Arguably the most exciting of all the new iPhone 8 features will be turning your phone into a personal mobile planetarium by using ARKit, Apple’s augmented reality toolkit for developers.

ARKit was one of the most highly-anticipated features demoed at Apple’s hardware event held on Tuesday, having first been announced as a component of iOS 11 earlier this summer. (Augmented reality refers to technology that aims to virtually place objects in the actual world in a realistic manner onscreen, like in Pokémon Go or the Snapchat dancing hot dog.)

“[Augmented reality] is an incredible area for us to advance, and our teams have worked together to make iPhone 8 the first camera created for augmented reality, and the first smartphone designed for it as well,” Apple executive Phil Schiller said, noting that the Apple’s new A11 Bionic chip will speed up the time AR processing takes — up to 60 frames per second — and improve realtime lighting estimation.

Demoing the ARKit during his time onstage at the new Apple Park campus in Cupertino on Tuesday, Schiller showed off Sky Guide, a popular stargazing app made by Fifth Star labs.

Sky Guide is one of the coolest apps in the iTunes App Store, and is perfect for augmented reality.
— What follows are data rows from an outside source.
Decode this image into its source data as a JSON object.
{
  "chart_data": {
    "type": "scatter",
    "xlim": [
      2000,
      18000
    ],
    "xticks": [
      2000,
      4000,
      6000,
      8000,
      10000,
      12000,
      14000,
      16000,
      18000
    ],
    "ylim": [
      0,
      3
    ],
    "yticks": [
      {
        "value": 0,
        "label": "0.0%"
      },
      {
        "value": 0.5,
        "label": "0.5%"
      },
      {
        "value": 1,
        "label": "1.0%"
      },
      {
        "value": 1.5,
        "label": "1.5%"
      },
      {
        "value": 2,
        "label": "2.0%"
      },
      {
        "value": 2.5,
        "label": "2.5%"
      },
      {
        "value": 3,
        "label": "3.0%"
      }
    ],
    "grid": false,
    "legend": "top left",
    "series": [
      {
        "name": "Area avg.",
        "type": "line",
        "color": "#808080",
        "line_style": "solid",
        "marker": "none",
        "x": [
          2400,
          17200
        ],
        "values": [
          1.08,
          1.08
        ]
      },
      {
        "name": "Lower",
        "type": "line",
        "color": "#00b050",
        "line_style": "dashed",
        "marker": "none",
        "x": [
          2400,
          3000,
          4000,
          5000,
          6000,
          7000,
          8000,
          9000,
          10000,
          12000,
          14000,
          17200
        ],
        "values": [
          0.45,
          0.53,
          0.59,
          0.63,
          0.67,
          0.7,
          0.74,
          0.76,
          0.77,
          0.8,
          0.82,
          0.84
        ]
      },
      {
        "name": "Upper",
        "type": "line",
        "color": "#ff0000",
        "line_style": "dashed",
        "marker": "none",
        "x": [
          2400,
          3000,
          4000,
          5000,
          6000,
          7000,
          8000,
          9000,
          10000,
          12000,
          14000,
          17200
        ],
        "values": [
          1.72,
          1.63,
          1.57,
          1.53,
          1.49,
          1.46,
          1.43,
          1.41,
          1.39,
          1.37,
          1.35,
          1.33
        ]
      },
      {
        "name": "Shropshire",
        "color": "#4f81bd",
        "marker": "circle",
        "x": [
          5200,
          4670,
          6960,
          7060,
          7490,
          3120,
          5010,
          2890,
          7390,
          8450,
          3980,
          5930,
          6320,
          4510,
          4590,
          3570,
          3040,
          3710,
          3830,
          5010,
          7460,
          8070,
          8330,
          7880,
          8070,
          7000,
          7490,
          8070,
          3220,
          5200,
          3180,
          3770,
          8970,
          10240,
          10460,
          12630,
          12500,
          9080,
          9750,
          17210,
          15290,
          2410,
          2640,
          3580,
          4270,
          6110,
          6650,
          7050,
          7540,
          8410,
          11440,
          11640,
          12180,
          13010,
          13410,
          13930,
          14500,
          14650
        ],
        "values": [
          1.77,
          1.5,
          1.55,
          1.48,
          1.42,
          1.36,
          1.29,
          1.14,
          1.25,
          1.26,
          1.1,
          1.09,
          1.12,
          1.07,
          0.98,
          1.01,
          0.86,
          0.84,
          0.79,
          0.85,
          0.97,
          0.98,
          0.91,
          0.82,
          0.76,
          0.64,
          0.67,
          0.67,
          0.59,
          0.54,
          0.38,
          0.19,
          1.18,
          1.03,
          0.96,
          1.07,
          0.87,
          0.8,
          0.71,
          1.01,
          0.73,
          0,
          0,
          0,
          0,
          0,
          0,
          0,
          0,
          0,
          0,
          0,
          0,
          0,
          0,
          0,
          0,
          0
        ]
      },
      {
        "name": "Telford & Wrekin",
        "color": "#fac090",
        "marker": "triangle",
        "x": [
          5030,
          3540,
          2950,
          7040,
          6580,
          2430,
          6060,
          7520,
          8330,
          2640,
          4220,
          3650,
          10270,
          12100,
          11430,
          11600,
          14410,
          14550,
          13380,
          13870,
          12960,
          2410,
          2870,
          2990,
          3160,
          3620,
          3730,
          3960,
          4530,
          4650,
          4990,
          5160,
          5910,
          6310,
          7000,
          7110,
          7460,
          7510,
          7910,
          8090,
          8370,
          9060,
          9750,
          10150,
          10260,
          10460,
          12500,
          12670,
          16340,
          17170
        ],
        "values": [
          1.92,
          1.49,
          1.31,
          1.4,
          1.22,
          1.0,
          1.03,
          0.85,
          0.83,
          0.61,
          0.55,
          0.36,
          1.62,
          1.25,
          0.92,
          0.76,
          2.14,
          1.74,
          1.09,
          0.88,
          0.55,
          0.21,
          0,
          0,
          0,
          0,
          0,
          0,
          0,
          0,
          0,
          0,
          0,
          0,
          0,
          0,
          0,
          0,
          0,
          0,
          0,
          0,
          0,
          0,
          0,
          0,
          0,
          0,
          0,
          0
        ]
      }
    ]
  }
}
The Current version of the app shows an animated sky, and the direction in which the user points their phone will reveal which constellations are there. But it’s still an animated sky. With the new version, it will be the actual sky. Consider us pumped.

This a screenshot of the current Sky Guide app on an iPhone 7. As you can see, the the sky is merely animated, not augmented.

People using the app on the iPhone 8, iPhone 8 Plus, or iPhone X will soon be able to superimpose constellation maps on top of the actual sky by looking through the screen.

“This isn’t some generic sky, this is the sky around you,” Schiller clarified before he was interrupted by the applause and cheers of excited stargazers in the crowd.